The risks that get sharper, not easier
A loop changes the work. It does not delete you from it. Three problems actually sharpen as the loop improves.
Verification stays your job. A loop running unattended is a loop making mistakes unattended. The whole reason you split the verifier from the maker is to make “done” mean something. Even then, “done” is a claim, not a proof. You still ship code you confirmed.
Comprehension debt grows faster. The quicker the loop ships code you did not write, the bigger the gap between what exists in the repo and what you actually understand.

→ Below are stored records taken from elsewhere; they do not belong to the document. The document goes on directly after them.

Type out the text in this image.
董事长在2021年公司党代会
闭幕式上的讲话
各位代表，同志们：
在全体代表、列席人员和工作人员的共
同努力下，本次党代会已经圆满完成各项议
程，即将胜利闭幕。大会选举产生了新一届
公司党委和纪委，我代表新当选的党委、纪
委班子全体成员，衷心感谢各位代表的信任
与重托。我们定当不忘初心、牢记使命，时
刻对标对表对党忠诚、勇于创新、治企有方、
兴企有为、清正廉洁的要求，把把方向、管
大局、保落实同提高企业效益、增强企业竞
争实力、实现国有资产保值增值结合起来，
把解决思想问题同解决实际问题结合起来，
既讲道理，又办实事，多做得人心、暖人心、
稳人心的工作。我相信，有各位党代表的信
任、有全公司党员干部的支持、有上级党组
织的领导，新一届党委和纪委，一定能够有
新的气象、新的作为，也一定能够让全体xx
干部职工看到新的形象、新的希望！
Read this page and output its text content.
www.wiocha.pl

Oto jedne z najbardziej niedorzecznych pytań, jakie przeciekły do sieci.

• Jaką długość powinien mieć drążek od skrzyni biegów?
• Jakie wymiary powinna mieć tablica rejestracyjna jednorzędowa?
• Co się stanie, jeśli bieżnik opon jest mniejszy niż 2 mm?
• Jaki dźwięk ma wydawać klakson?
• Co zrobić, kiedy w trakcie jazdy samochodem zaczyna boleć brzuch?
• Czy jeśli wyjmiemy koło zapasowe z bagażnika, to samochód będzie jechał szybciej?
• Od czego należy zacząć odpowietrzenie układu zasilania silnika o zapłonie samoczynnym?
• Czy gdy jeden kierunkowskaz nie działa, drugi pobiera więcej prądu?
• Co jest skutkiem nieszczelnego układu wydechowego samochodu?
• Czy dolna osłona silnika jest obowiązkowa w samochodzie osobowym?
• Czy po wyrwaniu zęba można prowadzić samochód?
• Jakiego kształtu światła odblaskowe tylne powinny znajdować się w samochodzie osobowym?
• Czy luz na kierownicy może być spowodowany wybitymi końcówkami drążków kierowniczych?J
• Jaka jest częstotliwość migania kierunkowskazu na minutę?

A smooth loop just makes that gap grow faster unless you read what the loop produced.
Cognitive surrender is the comfortable failure. When the loop runs itself, it is tempting to stop having an opinion and accept whatever it returns. Designing the loop is the cure when you do it with judgement. It is the accelerant when you do it to avoid thinking. Same action, opposite result.
Stay the engineer
Two people can build the exact same loop and get completely opposite outcomes. One uses it to move faster on work they understand deeply. The other uses it to avoid understanding the work at all. The loop does not know the difference. You do. That is what makes loop design harder than prompt engineering, not easier. The work did not get easier. The leverage point moved.